A-YA
- Cover #4
- Editors-in-chief: Alexander Sidorov, Igor Shelkovsky
- Categories: Art magazine
- Frequency: Yearly
- Circulation: 7,000/3,000
- Founded: 1979
- Final issue: 1986
- Country: USSR, France
- Language: Russian, English

= A-YA =

A-YA (A-JA), Cyrillic: a-Я — журнал неофициального русского искусства (English: Magazine of Unofficial Russian Art), was an underground Russian art revue. A-YA was illegally prepared in the Soviet Union and then published in Paris from 1979 to 1986.

The editors were Alexander Sidorov (under the pseudonym "Alexej Alexejev") in Moscow and Igor Shelkovsky in Paris. A-YA was distributed in the U.S. by Alexander Kosolapov in New York. It consisted of 60 pages in A4 format. There were 3000 copies per edition (the first edition numbered 7000). A-YA was printed in both color and black and white.
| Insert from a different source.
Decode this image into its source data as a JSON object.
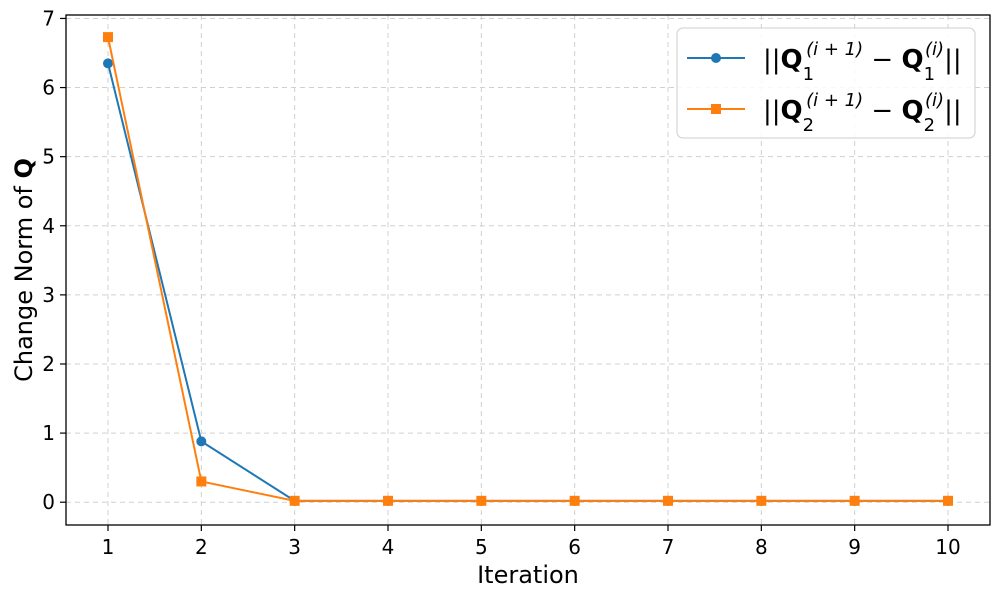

An informal magazine, A-YA opened to the world the virtually unknown-to-the-public contemporary Soviet art and current Russian art, which for many years was to dominate the world's leading exhibition venues and auctions. It was from A-YA that people first heard the names Eric Bulatov, Ilya Kabakov, Dmitry Prigov and many others.

In 2004, the entire run was reprinted as one volume by ArtChronika with a new foreword by Shelkovsky as A-YA - Unofficial Russian Art Review: 1979-1986 (ISBN 9785902647010).